8. We have considered the rival submissions, perused the material on records and have gone through the orders of authorities below and the judgments cited by the Ld. A.R. First we decide as to whether the claim of the assessee in the hands of Shri P.M. Kheni, a partner of the firm M/s. M. Kantilal Exports is allowable or not. We find that in para 4.4 of the assessment order, it is held by the A.O. that there is no provision in the Act to allocate the loss of a firm only to a partner but the same is required to be adjusted against other income of the firm. The A.O. has noted that even the contract note/ certificate issued by the banks in respect of the loss on forex trading is in the name of the firm and the amount invested for such treading is from the funds of the firm only and therefore, individual assessee being a partner of the said firm, cannot claim such loss in his case merely by passing internal entry and debiting his account with the firm. There is no dispute regarding the facts and under these facts, we are of the considered opinion that no interference is called for in the orders of authorities below in the case of the individual Shri P M Kheni because when the loss has been incurred by investing the funds of the firm and the contract notes are also in the name of the firm, such loss cannot be claimed by individual being a partner of the firm. Hence, ground No.1 of the appeal in the case of individual P M Kheni is rejected.
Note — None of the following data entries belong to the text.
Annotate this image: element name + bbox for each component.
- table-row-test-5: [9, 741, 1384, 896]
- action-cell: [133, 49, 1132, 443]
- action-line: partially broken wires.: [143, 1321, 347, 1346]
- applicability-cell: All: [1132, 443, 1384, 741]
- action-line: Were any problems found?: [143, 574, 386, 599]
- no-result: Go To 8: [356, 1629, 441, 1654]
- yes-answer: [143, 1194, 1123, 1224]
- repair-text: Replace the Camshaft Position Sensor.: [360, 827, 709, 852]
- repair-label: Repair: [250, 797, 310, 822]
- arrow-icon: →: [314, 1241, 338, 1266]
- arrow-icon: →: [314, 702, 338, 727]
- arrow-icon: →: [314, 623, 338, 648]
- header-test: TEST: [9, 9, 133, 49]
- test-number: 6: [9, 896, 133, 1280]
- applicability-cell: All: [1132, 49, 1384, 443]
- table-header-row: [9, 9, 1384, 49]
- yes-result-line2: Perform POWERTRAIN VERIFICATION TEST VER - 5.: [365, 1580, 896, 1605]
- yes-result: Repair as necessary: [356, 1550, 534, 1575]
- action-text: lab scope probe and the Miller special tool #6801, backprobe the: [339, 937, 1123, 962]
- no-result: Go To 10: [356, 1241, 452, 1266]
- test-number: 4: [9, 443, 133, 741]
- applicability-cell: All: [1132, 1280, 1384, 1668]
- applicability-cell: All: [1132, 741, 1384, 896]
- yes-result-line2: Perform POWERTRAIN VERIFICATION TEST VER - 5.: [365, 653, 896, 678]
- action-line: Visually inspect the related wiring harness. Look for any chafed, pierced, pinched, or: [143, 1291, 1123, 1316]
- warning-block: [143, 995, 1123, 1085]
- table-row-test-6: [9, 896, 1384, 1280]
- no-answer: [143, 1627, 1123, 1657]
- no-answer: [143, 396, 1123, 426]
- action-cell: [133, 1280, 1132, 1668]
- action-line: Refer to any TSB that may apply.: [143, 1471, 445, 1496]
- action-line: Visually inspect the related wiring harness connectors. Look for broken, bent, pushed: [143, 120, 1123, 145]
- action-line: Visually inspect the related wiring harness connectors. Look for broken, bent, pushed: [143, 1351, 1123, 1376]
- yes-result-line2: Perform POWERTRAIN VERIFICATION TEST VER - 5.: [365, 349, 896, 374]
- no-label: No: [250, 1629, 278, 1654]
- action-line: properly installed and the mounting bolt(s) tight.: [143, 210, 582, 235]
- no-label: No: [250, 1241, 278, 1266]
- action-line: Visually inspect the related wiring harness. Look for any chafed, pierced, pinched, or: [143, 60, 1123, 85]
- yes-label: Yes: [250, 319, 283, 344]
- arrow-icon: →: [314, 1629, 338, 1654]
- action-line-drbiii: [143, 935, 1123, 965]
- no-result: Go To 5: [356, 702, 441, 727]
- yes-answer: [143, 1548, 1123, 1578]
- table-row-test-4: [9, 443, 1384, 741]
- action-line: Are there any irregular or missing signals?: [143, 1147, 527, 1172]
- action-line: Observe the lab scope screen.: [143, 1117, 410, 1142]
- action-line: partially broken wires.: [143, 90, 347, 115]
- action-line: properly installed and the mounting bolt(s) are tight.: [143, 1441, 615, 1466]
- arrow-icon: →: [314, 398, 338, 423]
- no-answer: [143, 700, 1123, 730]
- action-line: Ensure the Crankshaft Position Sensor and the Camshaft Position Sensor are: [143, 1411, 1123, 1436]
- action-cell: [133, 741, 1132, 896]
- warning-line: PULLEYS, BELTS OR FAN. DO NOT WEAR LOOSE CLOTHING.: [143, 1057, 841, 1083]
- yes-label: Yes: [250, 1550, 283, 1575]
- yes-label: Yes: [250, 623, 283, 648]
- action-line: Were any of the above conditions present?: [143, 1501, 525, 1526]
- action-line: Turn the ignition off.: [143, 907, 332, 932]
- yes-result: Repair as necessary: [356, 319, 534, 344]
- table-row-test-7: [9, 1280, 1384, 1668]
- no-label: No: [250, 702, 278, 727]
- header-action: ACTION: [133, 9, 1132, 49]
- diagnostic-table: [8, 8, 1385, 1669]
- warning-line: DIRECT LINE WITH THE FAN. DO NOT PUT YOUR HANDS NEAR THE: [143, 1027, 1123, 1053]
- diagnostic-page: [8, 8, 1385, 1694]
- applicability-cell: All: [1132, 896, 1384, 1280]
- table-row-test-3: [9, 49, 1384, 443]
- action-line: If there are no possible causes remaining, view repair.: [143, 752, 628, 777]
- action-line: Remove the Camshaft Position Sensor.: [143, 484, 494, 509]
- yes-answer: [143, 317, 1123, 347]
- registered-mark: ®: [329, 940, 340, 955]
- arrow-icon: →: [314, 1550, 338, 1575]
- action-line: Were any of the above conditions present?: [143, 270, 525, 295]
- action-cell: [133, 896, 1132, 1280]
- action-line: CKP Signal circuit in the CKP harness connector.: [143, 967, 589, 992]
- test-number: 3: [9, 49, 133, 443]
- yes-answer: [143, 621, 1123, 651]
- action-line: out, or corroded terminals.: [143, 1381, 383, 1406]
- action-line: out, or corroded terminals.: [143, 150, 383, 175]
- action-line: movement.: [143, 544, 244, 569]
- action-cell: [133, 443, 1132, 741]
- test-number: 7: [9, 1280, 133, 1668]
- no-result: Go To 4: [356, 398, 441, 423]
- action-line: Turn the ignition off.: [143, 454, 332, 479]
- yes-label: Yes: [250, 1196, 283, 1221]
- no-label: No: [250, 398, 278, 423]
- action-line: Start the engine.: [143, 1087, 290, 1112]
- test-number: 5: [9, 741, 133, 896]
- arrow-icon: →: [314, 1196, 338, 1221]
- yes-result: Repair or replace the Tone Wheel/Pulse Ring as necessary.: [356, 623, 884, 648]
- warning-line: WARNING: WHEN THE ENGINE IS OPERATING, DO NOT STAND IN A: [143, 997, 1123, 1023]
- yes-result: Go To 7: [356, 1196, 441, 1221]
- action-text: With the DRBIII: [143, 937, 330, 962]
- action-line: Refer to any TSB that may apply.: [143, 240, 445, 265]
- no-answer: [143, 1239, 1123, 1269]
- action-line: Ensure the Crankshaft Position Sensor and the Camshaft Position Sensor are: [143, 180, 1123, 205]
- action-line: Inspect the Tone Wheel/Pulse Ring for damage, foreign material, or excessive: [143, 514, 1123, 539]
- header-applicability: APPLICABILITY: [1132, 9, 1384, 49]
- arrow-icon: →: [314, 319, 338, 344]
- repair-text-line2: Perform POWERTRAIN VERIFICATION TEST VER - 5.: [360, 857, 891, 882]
5. We are broadly in agreement with the view of the Tribunal. It is undisputed that the investment was made in the name of the firm. The amount invested was also from the account of the firm. The partner, therefore, cannot individually claim any deduction of such loan in the individual capacity. Section 13 of the Partnership Act provides, inter alia, that subject to the contract between the partners, partnership firm shall indemnify the partner in respect of the payments made and liabilities incurred by him in the ordinary and proper conduct of the business and in doing such act, in an emergency for the purpose of protecting the firm from loss, as would be done by a person of ordinary prudence, in his own case, under similar circumstances.

In the result, we do not find any justification for entertaining this appeal of the partner, particularly, when we are examining the same claim made by the firm.

In the result, Tax Appeal is dismissed.